The notation $q_{\mathbf{x}}(\mathbf{y} \mid \mathbf{x})$ is used to denote the function that maps $(\mathbf{y}, \mathbf{x})$ to a positive scalar. This function is proportional to $p(\mathbf{x} \mid \mathbf{y})$ because $p(\mathbf{y} \mid \mathbf{x}) = \frac{p(\mathbf{x} \mid \mathbf{y}) p(\mathbf{y})}{p(\mathbf{x})}$ . Thus, by defining $q_{\mathbf{x}}(\mathbf{y} \mid \mathbf{x})$ as proportional to $p(\mathbf{x} \mid \mathbf{y})$ , we have simply renamed $p(\mathbf{y} \mid \mathbf{x})$ for convenience. Specifically, $q_{\mathbf{x}}(\mathbf{y} \mid \mathbf{x}) = c \cdot p(\mathbf{x} \mid \mathbf{y})$ , where $c$ is a constant that normalizes the function representing the interaction between $\mathbf{y}$ and $\mathbf{x}$ .
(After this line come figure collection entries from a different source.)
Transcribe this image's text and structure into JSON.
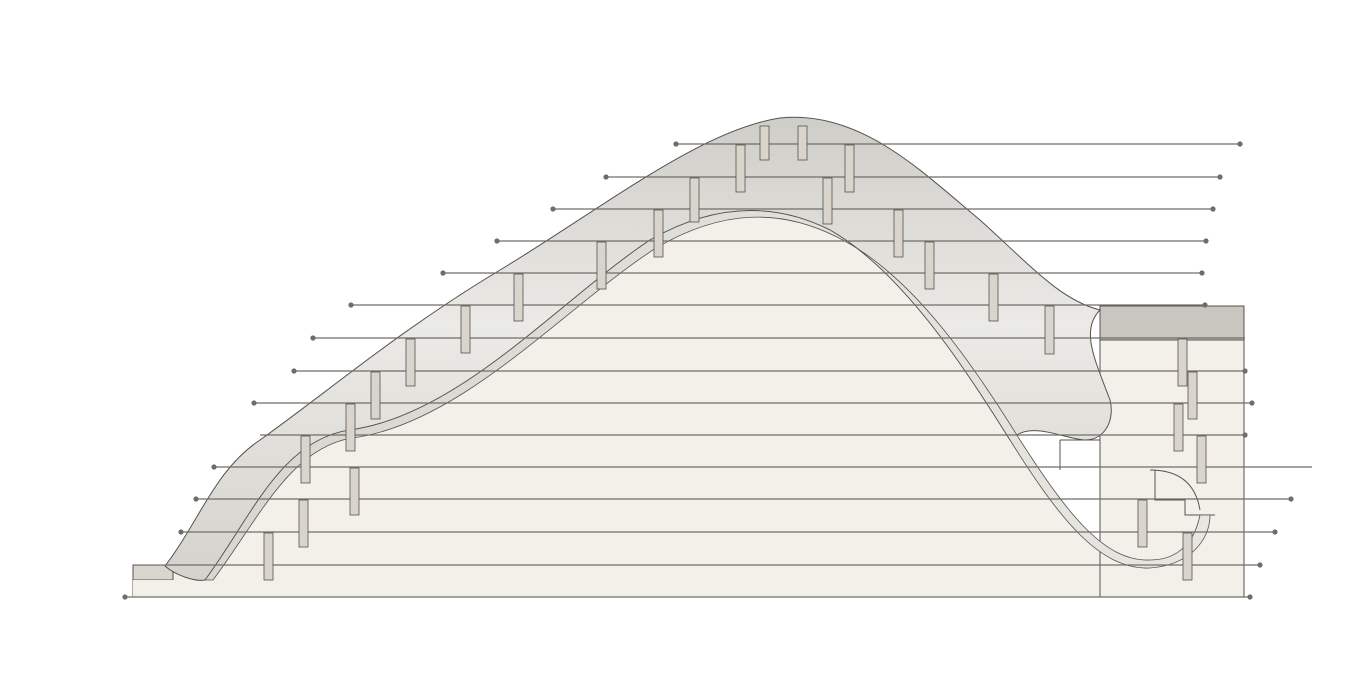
{
  "viewport": {
    "background": "#ffffff"
  },
  "model": {
    "shell_fill": "#dcdad5",
    "shell_highlight": "#ecebe7",
    "shell_shadow": "#b9b7b1",
    "base_fill": "#f3f0ea",
    "edge_color": "#55534f",
    "section_line_color": "#6f6d69",
    "post_fill": "#d9d5cd",
    "deck_fill": "#c9c6bf"
  }
}
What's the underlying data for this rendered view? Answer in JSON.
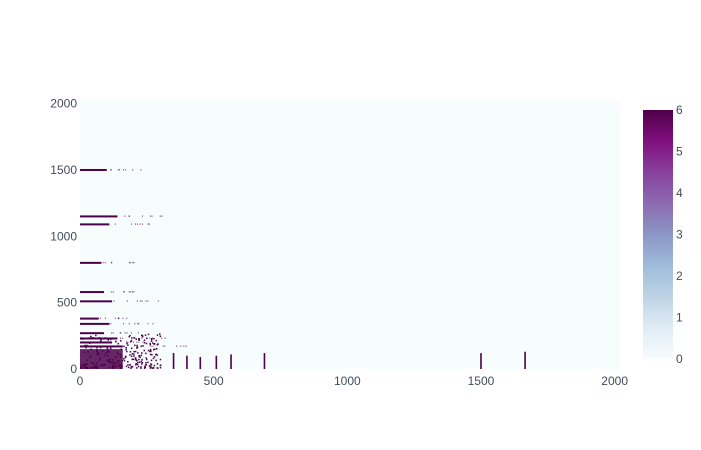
{
  "chart_data": {
    "type": "heatmap",
    "title": "",
    "xlabel": "",
    "ylabel": "",
    "xlim": [
      0,
      2020
    ],
    "ylim": [
      0,
      2020
    ],
    "x_ticks": [
      0,
      500,
      1000,
      1500,
      2000
    ],
    "y_ticks": [
      0,
      500,
      1000,
      1500,
      2000
    ],
    "colorscale": {
      "name": "BuPu",
      "min": 0,
      "max": 6,
      "ticks": [
        0,
        1,
        2,
        3,
        4,
        5,
        6
      ],
      "colors": [
        "#f7fcfd",
        "#e0ecf4",
        "#bfd3e6",
        "#9ebcda",
        "#8c96c6",
        "#8c6bb1",
        "#88419d",
        "#810f7c",
        "#4d004b"
      ]
    },
    "background_value": 0,
    "dense_region": {
      "x_range": [
        0,
        160
      ],
      "y_range": [
        0,
        150
      ],
      "value": 6
    },
    "horizontal_bands": [
      {
        "y": 1500,
        "x_end": 100,
        "value": 6
      },
      {
        "y": 1150,
        "x_end": 140,
        "value": 6
      },
      {
        "y": 1090,
        "x_end": 110,
        "value": 6
      },
      {
        "y": 800,
        "x_end": 80,
        "value": 6
      },
      {
        "y": 580,
        "x_end": 90,
        "value": 6
      },
      {
        "y": 510,
        "x_end": 120,
        "value": 6
      },
      {
        "y": 380,
        "x_end": 70,
        "value": 6
      },
      {
        "y": 340,
        "x_end": 110,
        "value": 6
      },
      {
        "y": 270,
        "x_end": 90,
        "value": 6
      },
      {
        "y": 230,
        "x_end": 140,
        "value": 6
      },
      {
        "y": 200,
        "x_end": 120,
        "value": 6
      },
      {
        "y": 170,
        "x_end": 160,
        "value": 6
      }
    ],
    "vertical_bands": [
      {
        "x": 350,
        "y_end": 120,
        "value": 6
      },
      {
        "x": 400,
        "y_end": 100,
        "value": 6
      },
      {
        "x": 450,
        "y_end": 90,
        "value": 6
      },
      {
        "x": 510,
        "y_end": 100,
        "value": 6
      },
      {
        "x": 565,
        "y_end": 110,
        "value": 6
      },
      {
        "x": 690,
        "y_end": 120,
        "value": 6
      },
      {
        "x": 1500,
        "y_end": 120,
        "value": 6
      },
      {
        "x": 1665,
        "y_end": 130,
        "value": 6
      }
    ]
  }
}
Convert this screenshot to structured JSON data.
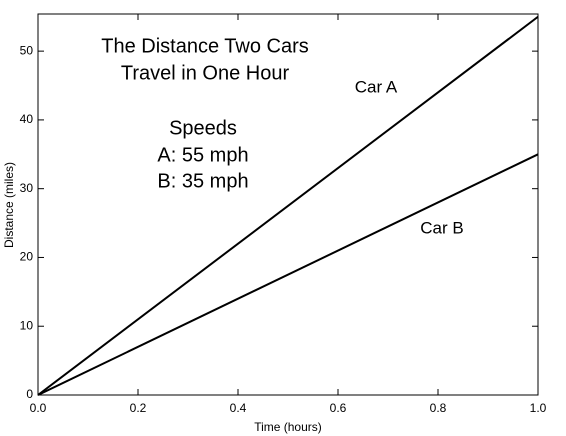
{
  "chart_data": {
    "type": "line",
    "title": [
      "The Distance Two Cars",
      "Travel in One Hour"
    ],
    "annotations": [
      "Speeds",
      "A: 55 mph",
      "B: 35 mph"
    ],
    "x_label": "Time (hours)",
    "y_label": "Distance (miles)",
    "x": [
      0,
      1
    ],
    "series": [
      {
        "name": "Car A",
        "color": "#000000",
        "values": [
          0,
          55
        ]
      },
      {
        "name": "Car B",
        "color": "#000000",
        "values": [
          0,
          35
        ]
      }
    ],
    "xlim": [
      0,
      1
    ],
    "xticks": [
      {
        "value": 0,
        "label": "0.0"
      },
      0.2,
      0.4,
      0.6,
      0.8,
      {
        "value": 1,
        "label": "1.0"
      }
    ],
    "ylim": [
      0,
      55.4
    ],
    "yticks": [
      0,
      10,
      20,
      30,
      40,
      50
    ],
    "grid": false
  }
}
Thank you again for your time and efforts in reviewing our paper, and we hope that you will consider raising your score if you find our response satisfactory.

Thank you,
Authors

2024-08-14

Thanks for the authors' responses. I will keep the score.

最终决定Accept (poster)

2024-09-25

The paper presents a novel framework, I2M2, designed to enhance supervised multi-modal learning by effectively leveraging multiple modalities. Experimental evaluations on real-world datasets demonstrate the I2M2 framework's superiority over traditional methods. The method is novel and technically sounded. Some comments about the implementation details of the proposed method and analysis of the superiority compared to other approaches were successfully addressed by the authors’ rebuttal. Some descriptions in the paper are still not clear enough, which needs to be further improved in the final version.